Soudain j'ai eu l'espoir d'avoir loupé un truc, d'avoir trouvé l'explication à mon incompréhension.
_ Non ! s'est elle brusquement exclamée comme dans un sursaut d'horreur.
Malgré moi j'ai ri nerveusement sans répondre.
_ Écoute je veux pas d'histoire. Tais toi Mattéo, m'a t' elle répliqué d'une voix dure.
Je me suis soudain tourné vers elle.
_ Pourquoi tu m'agresses ? C'est quoi le problème ? C'est toi qui me parle depuis le début, arrête de me prendre pour un fou, j'ai encore toute ma tête. Et puis comment tu connais mon prénom ?

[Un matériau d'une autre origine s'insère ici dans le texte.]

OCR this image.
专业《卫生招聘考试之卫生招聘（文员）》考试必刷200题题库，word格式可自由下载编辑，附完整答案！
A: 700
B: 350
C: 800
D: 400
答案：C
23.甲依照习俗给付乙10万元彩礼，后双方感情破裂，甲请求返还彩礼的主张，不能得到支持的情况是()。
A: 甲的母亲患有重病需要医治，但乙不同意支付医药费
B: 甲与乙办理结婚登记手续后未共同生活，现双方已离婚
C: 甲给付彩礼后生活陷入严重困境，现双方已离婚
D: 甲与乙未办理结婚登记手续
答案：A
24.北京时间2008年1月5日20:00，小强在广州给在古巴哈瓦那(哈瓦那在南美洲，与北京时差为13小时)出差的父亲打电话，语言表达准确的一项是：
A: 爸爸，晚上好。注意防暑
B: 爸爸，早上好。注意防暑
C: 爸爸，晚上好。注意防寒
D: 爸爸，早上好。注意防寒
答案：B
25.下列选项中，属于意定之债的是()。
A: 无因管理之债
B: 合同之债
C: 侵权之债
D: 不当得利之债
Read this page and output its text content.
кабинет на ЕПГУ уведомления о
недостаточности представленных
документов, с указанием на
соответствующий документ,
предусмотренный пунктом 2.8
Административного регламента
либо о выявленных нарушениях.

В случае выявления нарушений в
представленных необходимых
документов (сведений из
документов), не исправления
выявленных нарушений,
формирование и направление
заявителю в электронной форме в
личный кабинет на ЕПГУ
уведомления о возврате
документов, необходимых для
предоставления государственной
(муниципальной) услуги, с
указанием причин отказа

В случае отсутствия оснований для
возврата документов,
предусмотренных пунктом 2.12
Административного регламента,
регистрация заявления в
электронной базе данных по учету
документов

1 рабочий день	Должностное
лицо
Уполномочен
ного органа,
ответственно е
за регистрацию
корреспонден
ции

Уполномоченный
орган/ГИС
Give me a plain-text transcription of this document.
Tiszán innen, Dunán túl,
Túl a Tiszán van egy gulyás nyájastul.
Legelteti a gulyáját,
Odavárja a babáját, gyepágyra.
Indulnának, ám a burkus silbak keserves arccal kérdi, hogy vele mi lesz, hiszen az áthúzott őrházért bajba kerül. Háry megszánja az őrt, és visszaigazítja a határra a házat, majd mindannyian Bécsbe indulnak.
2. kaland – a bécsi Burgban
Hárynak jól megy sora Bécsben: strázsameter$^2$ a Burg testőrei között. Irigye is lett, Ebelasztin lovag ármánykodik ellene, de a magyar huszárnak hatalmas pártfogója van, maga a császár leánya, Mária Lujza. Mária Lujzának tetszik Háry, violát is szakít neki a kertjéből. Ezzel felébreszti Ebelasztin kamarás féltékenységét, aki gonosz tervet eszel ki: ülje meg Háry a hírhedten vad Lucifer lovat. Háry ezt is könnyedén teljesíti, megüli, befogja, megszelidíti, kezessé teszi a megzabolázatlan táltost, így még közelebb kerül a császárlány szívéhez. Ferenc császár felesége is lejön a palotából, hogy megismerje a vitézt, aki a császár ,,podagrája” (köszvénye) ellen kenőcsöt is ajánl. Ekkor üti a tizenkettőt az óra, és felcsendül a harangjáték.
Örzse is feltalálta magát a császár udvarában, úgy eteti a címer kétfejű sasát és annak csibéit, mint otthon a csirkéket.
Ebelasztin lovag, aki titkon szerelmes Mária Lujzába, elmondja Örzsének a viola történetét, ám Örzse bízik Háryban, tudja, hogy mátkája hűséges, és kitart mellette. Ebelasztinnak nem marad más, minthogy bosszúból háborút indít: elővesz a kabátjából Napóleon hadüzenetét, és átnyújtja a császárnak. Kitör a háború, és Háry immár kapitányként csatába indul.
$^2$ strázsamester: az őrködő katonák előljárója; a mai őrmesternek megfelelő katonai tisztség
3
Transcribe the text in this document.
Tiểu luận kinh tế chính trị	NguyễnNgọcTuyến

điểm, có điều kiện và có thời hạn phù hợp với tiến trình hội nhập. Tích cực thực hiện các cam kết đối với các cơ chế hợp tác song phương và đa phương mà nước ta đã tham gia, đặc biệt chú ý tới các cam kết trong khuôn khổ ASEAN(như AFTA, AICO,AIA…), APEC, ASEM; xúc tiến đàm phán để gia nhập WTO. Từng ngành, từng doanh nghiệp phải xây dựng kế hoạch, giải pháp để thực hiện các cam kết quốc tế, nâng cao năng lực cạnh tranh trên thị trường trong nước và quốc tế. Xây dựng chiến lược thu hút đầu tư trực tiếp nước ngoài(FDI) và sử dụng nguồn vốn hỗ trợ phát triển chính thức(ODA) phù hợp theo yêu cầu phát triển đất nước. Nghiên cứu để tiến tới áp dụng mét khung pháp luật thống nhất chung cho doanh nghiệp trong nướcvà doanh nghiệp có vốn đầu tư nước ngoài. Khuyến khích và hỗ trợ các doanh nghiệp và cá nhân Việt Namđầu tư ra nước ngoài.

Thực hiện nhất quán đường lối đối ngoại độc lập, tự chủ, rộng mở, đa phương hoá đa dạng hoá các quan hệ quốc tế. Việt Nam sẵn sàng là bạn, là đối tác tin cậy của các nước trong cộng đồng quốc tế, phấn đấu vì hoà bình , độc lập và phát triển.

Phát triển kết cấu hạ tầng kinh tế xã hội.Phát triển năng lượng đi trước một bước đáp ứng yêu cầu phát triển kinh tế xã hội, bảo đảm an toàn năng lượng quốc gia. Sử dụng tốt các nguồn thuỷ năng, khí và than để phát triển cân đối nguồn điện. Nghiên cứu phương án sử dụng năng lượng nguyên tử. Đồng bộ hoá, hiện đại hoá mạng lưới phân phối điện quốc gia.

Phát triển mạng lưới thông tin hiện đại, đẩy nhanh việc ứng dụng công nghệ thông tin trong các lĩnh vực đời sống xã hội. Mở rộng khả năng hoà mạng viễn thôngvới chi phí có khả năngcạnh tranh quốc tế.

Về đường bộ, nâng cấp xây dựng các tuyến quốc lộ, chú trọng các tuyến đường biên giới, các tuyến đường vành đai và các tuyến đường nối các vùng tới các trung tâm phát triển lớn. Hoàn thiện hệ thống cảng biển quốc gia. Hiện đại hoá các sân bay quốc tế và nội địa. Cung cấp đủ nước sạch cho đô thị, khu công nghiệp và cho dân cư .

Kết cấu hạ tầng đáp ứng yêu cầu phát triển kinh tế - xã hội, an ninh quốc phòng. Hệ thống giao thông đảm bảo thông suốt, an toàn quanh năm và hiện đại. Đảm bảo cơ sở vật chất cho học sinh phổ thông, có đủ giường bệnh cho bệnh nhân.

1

Le visage tourné vers la vitre pour ne pas me voir et les bras croisés, elle m'a soudain paru bien moins mystérieuse.
_ Tu m'a dis que t'aimais bien mes chaussures, a t'elle répondu après un silence.
Elle ne m'avait même pas écouté.
_ Et alors ? Ce n'est pas une réponse ! ai je répliqué. Ce matin c'est toi qui a commencé.
_ NE. ME. PARLE. PLUS, s'est elle butée.
Comme elle, j'ai joué à celui qui n'entendait pas.
_ Comment tu connais mon prénom ?
Seul le silence a fait échos à ma question alors j'ai décidé de lui parler de tout et de rien jusqu'à ce qu'elle me réponde.
_ Il fait vachement froid ce soir. Tu sais, tout à l'heure je suis passé à coté de la mer, les gens se baignaient ! Sur la promenade des Anglais j'ai donné deux euros à un monsieur qui jouait de la guitare. Il avait l'air gentil, il avait des converses noires. Moi j'ai acheté ma première paire de converse dans l'été de mon CM2. Elles étaient bleu, je les adorais.
J'ai sourie en tournant la tête vers elle pour demander :
_ Tu connais la théorie de la converse ?
Je crois que ça a été les mots de trop. D'un mouvement de cheveux électrique elle m'a lancé un regard meurtrier.
_ Putain mais tu comprends pas ? Tu comprends pas quand on dit non ? C'est quoi ton problème? Tu pouvais pas trouver belles les chaussures de quelqu'un d'autre ? Jamais on doit se connaître, jamais on doit se parler tu m'entends ?
Là elle était vraiment énervée je crois.
_ C'est bon, tu peux juste me dire que je suis pas ton genre, je vais pas me vexer, ai je ironisé.
_ C'est pas ça, a t' elle répliqué soudain plus calme.
_ C'est quoi alors ?
Il y a eu un silence trop long et je savais qu'elle ne répondrait pas.
_ OK. Donne moi une raison et j'arrêterais de te parler, ai je décidé.
Elle ne m'a donné aucune raison et je n'ai jamais été si heureux que quand le bus s'est arrêté à l'arrêt « Perrier ». Une réflexion absurde m'a traversé l'esprit, « Tiens, c'est l'arrêt de cette fille mais c'est aussi l'arrêt de Dupont, peut être qu'ils se connaissent ? »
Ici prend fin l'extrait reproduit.